MEIER: I could not have done [the transition] without using all that I learned in particle physics. It helped technically and sociologically. The microelectronics is the same. And these people [in neuroscience] have never, ever worked in large collaborations. In fact, for the Human Brain Project, that is one of the bigger challenges. We have to show that it works.
PT: You are now in a very interdisciplinary area of research; what advice do you have for people interested in bridging more than one traditional field?
MEIER: Many people talk about interdisciplinarity, which is very nice. But it can also be a big mistake, because what people do now in some universities is special study courses, interdisciplinary study courses. They learn a little bit of chemistry, a little bit of physics, and a little bit of mathematics.
Some of them come and want to join our group. I talk to them, and ask what they can do, and they claim they know everything. But when I talk to them in some detail, they really are not good at anything. For our project, we need excellent mathematicians, excellent physicists, excellent biologists. They have to be good in their own field, and then they need to be able to talk to each other.

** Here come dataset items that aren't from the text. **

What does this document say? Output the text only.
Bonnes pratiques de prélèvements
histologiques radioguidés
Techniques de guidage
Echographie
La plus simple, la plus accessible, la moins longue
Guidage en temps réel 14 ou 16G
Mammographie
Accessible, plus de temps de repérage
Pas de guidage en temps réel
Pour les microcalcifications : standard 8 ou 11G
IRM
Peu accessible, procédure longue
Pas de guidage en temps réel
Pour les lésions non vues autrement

PT: Anything else you would like to mention?
MEIER: Experimental science is very much about leadership. At universities, there's a high value put on being democratic. I think science should not be democratic. A friend of mine told me that what science needs are "enlightened dictators." Those are top scientists who take decisions on their own, without an infinite number of committees and selection groups and things like that. Those are people who sort of drive the field. They really push things forward. They do it for the good of science, not for the good of themselves.